Review of Continent
[In the following review, Pei surveys the major themes of Continent.]
The book's epigraph reads, “There and beyond is a seventh continent. … And its business is trade and superstition”; seven pieces of fiction taking place on this nonexistent land mass make up the book. These short narratives, four in the first person and three in the third, have no characters or events in common. What nevertheless holds the book together and gives satisfaction is, as the title suggests, a place, not so much geographical as historical and psychic—the extracted essence of a part of the world. It is situation, rather than characters or plot, that we become involved with as we read.
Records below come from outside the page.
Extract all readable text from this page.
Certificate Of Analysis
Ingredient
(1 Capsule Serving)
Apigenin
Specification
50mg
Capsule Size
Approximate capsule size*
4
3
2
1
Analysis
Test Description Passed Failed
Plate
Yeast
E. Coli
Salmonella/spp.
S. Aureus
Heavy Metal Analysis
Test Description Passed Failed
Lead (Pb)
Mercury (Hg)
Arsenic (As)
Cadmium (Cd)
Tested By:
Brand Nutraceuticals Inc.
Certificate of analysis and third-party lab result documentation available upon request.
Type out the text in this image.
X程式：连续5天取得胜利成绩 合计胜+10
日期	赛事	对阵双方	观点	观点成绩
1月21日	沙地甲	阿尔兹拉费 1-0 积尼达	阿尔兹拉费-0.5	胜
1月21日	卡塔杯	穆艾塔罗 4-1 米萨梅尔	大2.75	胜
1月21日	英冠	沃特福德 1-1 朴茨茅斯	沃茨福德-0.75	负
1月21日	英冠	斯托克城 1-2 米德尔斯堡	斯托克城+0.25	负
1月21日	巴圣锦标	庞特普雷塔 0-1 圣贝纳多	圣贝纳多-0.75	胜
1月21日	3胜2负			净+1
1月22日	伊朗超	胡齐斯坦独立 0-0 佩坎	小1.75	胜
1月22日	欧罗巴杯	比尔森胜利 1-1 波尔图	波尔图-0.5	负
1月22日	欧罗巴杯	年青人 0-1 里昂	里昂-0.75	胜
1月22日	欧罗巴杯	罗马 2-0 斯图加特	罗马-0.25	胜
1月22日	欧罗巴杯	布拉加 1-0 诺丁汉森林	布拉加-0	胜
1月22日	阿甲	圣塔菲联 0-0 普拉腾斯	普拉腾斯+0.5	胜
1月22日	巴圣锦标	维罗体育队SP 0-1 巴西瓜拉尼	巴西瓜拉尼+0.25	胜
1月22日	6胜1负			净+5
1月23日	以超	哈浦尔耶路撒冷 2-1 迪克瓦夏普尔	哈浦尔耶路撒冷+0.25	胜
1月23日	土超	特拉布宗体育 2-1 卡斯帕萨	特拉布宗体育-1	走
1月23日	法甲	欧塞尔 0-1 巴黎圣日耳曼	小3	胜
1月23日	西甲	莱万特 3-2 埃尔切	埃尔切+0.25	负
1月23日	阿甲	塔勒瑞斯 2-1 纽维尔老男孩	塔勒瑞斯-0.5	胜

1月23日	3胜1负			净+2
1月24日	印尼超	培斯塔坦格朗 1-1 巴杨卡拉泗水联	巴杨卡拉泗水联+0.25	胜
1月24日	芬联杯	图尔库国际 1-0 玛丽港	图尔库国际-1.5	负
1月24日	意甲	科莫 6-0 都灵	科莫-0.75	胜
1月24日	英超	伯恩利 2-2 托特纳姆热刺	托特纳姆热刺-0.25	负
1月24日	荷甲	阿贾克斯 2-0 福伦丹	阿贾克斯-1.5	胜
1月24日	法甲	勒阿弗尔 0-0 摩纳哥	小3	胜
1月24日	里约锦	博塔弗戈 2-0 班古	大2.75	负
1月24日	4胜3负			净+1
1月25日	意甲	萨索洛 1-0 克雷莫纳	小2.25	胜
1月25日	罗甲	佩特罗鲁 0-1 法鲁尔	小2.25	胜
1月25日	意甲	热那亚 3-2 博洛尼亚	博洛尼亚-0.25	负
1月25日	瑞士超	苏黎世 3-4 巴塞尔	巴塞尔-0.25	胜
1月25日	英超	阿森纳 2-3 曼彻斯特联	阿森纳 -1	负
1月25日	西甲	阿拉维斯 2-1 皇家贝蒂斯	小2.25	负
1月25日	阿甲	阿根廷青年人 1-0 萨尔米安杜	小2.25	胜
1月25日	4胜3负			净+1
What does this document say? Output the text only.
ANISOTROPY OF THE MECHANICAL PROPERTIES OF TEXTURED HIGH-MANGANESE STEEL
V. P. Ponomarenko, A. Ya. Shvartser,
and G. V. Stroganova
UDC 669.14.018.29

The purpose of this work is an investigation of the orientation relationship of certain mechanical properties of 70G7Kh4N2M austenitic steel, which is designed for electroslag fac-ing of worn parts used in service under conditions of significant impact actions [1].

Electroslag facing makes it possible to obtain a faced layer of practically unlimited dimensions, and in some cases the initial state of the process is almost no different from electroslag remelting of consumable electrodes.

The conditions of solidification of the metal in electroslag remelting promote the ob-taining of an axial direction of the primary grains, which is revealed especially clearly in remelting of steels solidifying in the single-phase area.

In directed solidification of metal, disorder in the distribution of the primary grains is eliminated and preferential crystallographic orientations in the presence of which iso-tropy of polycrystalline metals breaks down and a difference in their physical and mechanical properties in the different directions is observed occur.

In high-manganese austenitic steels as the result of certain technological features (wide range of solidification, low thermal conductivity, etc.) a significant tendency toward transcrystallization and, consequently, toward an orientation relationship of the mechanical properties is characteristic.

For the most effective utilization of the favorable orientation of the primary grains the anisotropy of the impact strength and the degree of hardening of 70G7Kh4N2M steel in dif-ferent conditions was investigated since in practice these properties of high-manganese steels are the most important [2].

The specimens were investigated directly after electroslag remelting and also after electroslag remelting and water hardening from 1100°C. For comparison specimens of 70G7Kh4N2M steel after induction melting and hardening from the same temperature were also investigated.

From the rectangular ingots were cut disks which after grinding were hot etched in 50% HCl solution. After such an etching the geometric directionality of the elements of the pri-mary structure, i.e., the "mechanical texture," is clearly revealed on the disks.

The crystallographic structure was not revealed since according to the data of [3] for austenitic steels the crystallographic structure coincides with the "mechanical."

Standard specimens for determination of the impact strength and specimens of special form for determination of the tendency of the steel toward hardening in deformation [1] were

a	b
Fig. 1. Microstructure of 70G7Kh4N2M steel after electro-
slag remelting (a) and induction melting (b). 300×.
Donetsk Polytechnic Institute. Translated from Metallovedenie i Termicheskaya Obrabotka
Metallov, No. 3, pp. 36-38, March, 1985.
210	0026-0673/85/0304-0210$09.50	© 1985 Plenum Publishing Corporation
The time is the present; the rest of the world is apparently the world we know. Crace's nameless continent communicates with the others, but it lies at the world's outskirts; it is made up of what we call “developing countries,” places leaving behind a traditional culture (“superstition”) and rushing to embrace, or being dragged toward, Western science and international capitalism. The stories could take place in Africa, or South America, or the Caribbean, and such stories as these—about being imprisoned without cause (“The World with One Eye Shut”), or seeing a traditional art form lose all meaning and become a commodity for foreign collectors (“Sins and Virtues”), or bringing disaster upon oneself in the hurry to make “improvements” (“Electricity”)—are taking place at this moment. But Continent is not anthropology, sociology, or journalism; rather than analyzing or reporting a part of the world, Continent typifies it in an art work.
The world of Continent is by turns tragic and comic—sometimes both at once, as in “Electricity.” The threat of death is never far away, and often at the forefront of awareness. The voice of the book—and no matter who is narrating, the stories possess a consistent voice—seems to be determined by that threat. It is an authoritative voice; its archaic-sounding definitiveness is the antithesis of post-modern self-consciousness and contributes as much as geography to the feeling that we are in an alternate reality.
The second story in the book, “The World with One Eye Shut,” is narrated by a prisoner—rounded up by the army for no understandable reason—who can just barely glimpse the outside world from his cell. In the thin slice of the outer reality that he can see, the narrator watches the gate of the compound, hoping against hope that his half-witted sister, enamored of a soldier, will somehow rescue him.
I know when work is done: the raffia screen comes down again … the army chauffeurs button their coats and start the engines of the government cars, and the soldiers at the wire gate push back the women waiting there. There is the woman with the head scarf. She comes at lunchtime and stands immobile with an unfurled portrait of a man. There are the white-haired women in the black clothes who have the energy of peddlers, blocking the way of every man who exits, holding up their lists. There is the fat girl with the flag, the tall woman with three children, the bandy one, the girl with short hair, the stocky woman who bangs on the hoods of passing cars. There is the pulse of flame from their charcoal brazier at night.
This is, in a sense, the point of view of Continent as a whole: in most of the book, someone looks out from an uncompromising situation with a vision sharpened by extremity and therefore capable of penetrating to the essence. The voice that this situation gives rise to is one driven to truthfulness, precision, and a conscientious subduing of its passions. (The one exception to the latter is the final story, in which the isolated agent of a mining company goes mad; it is the only story in the book that feels forced.) Though most of the characters in Continent are better off than the prisoner watching the gate, we constantly hear voices like his no matter what the circumstances, and these voices have the power to fascinate, to make us listen to news that may not be good. We need to listen.